Pero Flint no le había oído. Su mente se había desviado por otros caminos, más determinados de lo que él creía por betabloqueantes, vasodilatadores y todas las demás drogas que estaba tomando, pero que combinadas con su odio natural por Hodge y las preocupaciones acumuladas de su trabajo y su familia, le habían convertido en un hombre extraordinariamente agrio. Si el jefe de la Brigada de Estupefacientes pensaba que iba a apuntarse un tanto a su costa, ya podía pensar en otra cosa.
—Hay otras maneras de engordar a un gato aparte de atiborrarlo de crema —dijo con una sonrisa sardónica.
El sargento Yates le miró vacilante.
—¿No sería más bien en el otro sentido? —preguntó, e inmediatamente se arrepintió de esa referencia al otro sentido. Ya estaba harto de la vida sexual frustrada de la señora Flint, y lo de engordar gatos era mejor dejarlo. El viejo debía de estar loco.
—Desde luego que sí —dijo el inspector—, vamos a atiborrar de crema a ese mierda. ¿Tiene alguna idea de a quién quiere pincharle el teléfono?
—No me explica esa clase de cosas. Piensa que los de uniforme no somos de confianza y no quiere que haya filtraciones.

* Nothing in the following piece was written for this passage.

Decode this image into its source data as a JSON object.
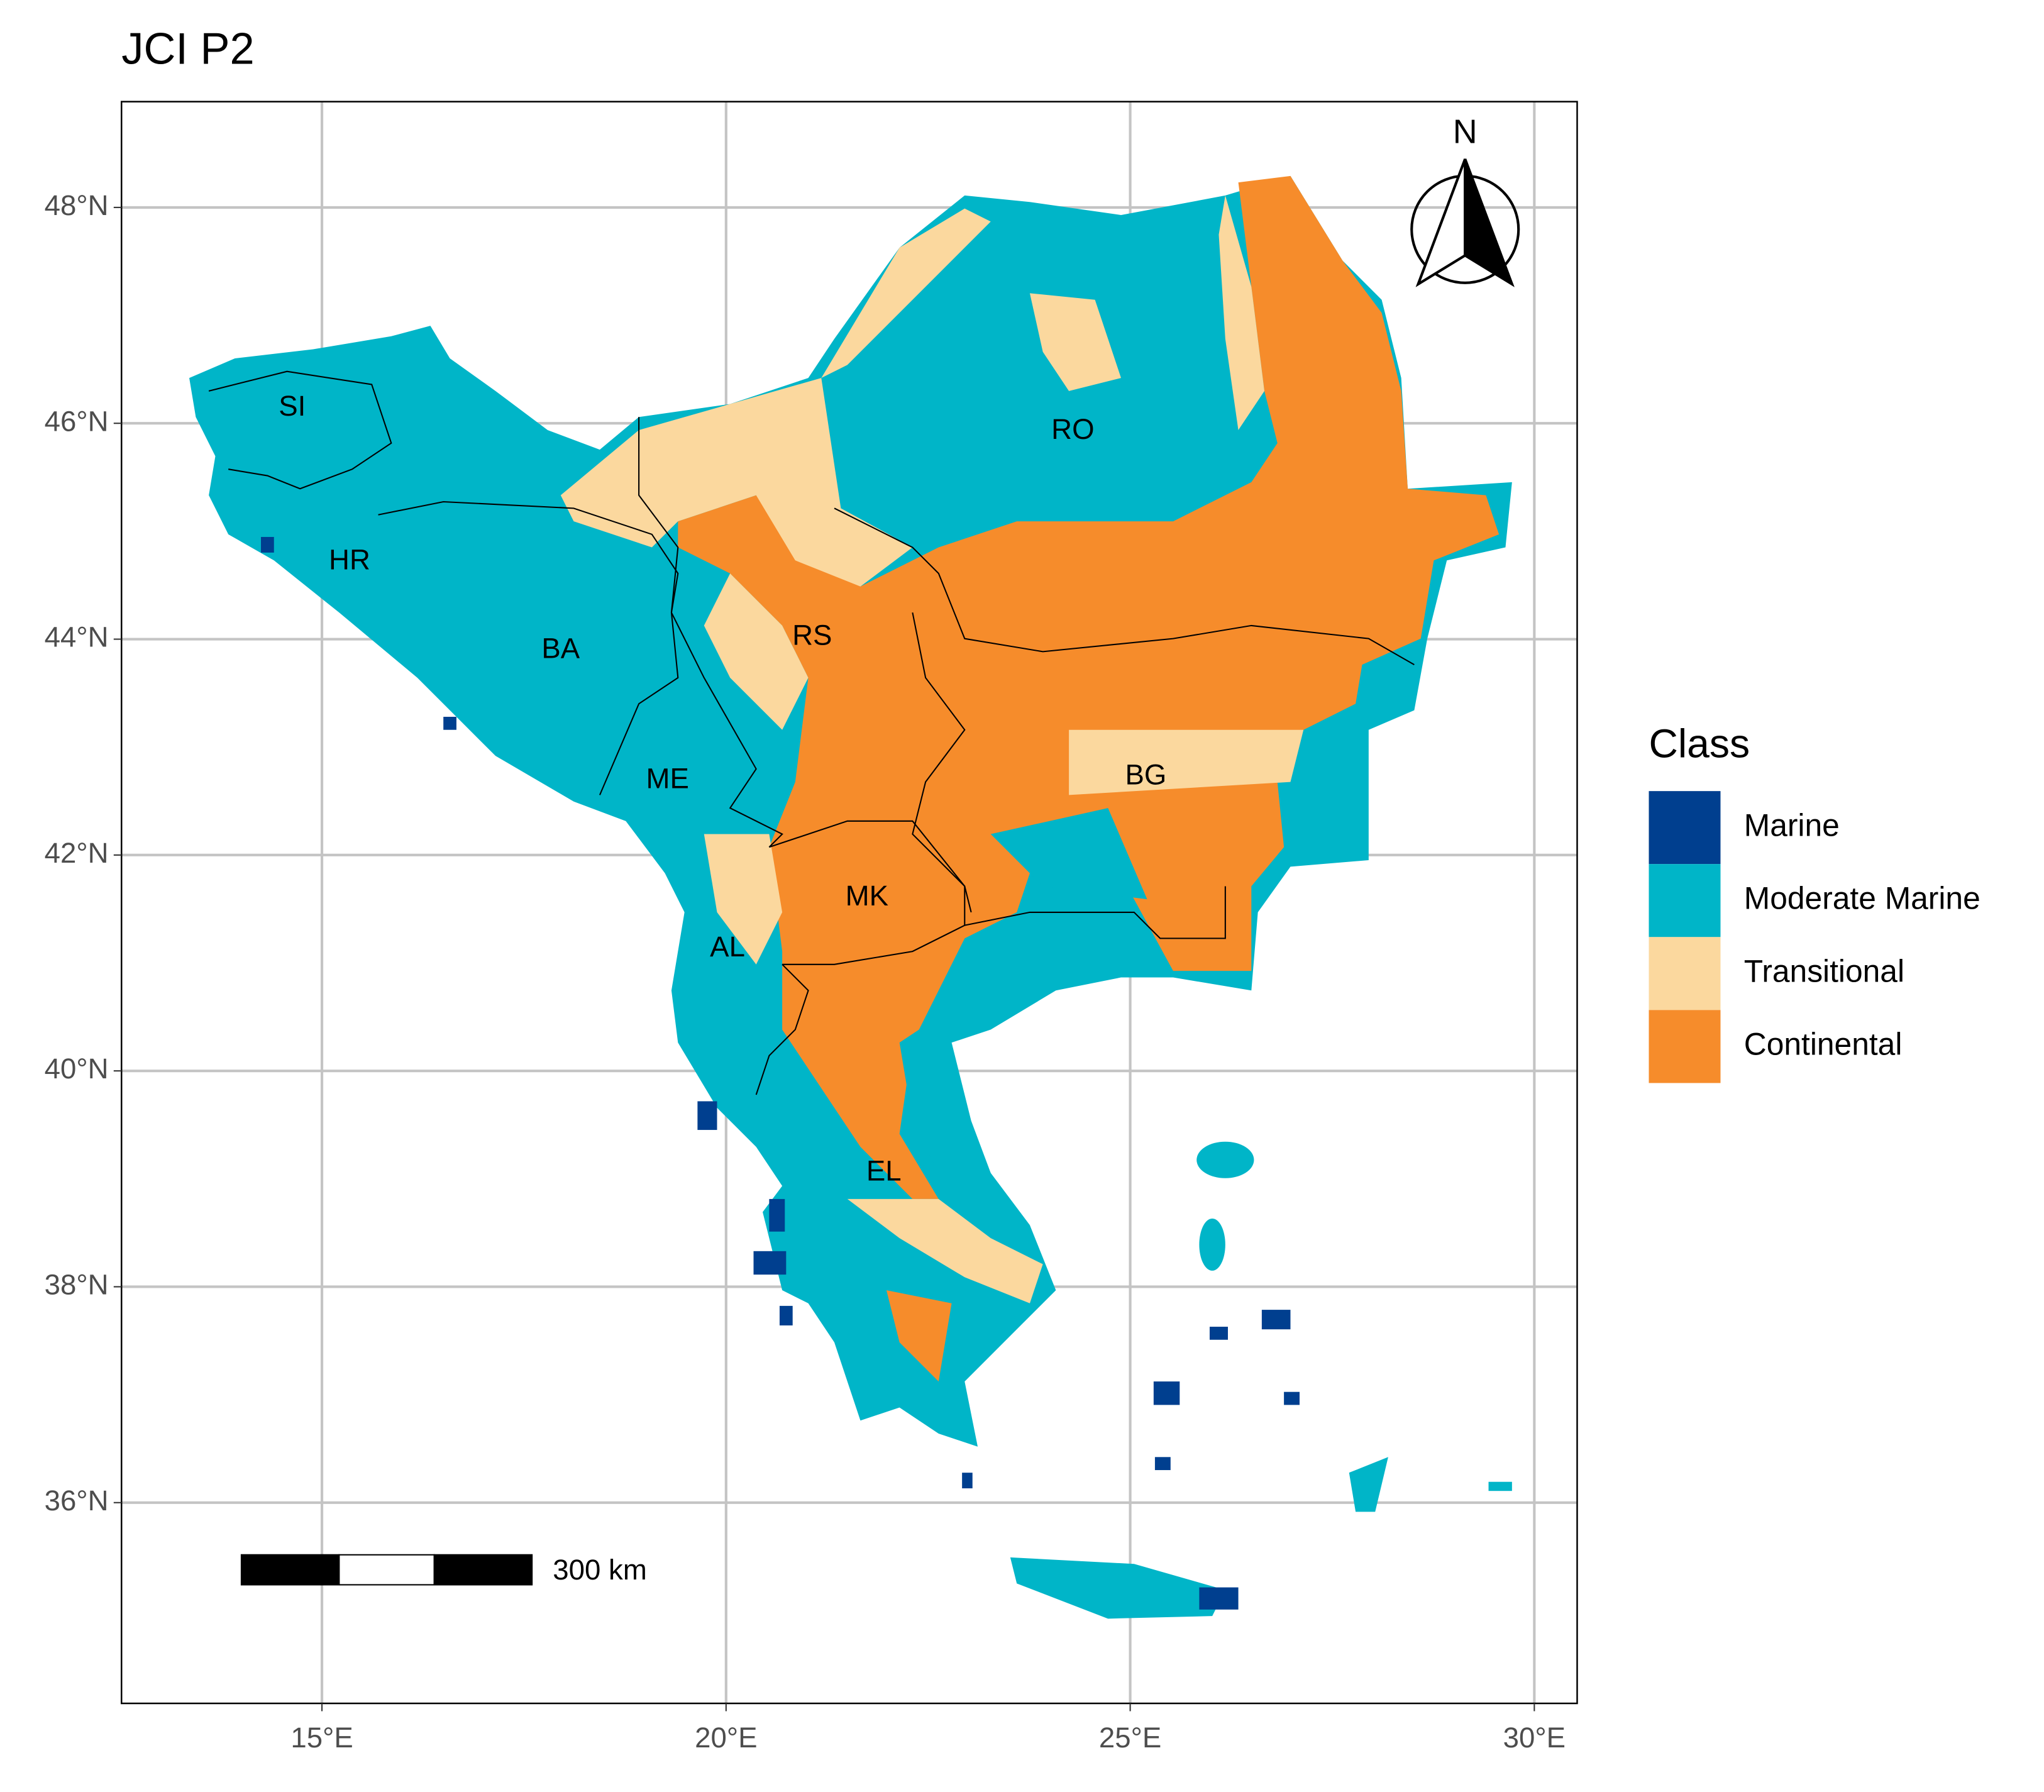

Esa palabra fue demasiado para el inspector Flint. Saltó de la silla y ya estaba en el lavabo, buscando un alivio temporal.
Para cuando volvió al despacho, su humor había cambiado y estaba casi enloquecidamente alegre.
—Dígale que le daremos toda la cooperación que necesite —le dijo al sargento—, encantados de serle útiles.
—¿Está usted seguro?
—Por supuesto que estoy seguro. Lo único que tiene que hacer es venir a verme. Dígaselo.
—Si usted lo dice… —dijo Yates, y salió del despacho desorientado. Flint se sentó en un estado de placidez inducido por las drogas. Sólo había un punto brillante en su limitado horizonte. Si ese cabrón de Hodge quería destruirse la carrera pinchando teléfonos sin autorización, Flint haría todo lo posible por animarlo. Confortado por este brusco brote de optimismo, se tomó distraídamente otra tableta de betabloqueantes.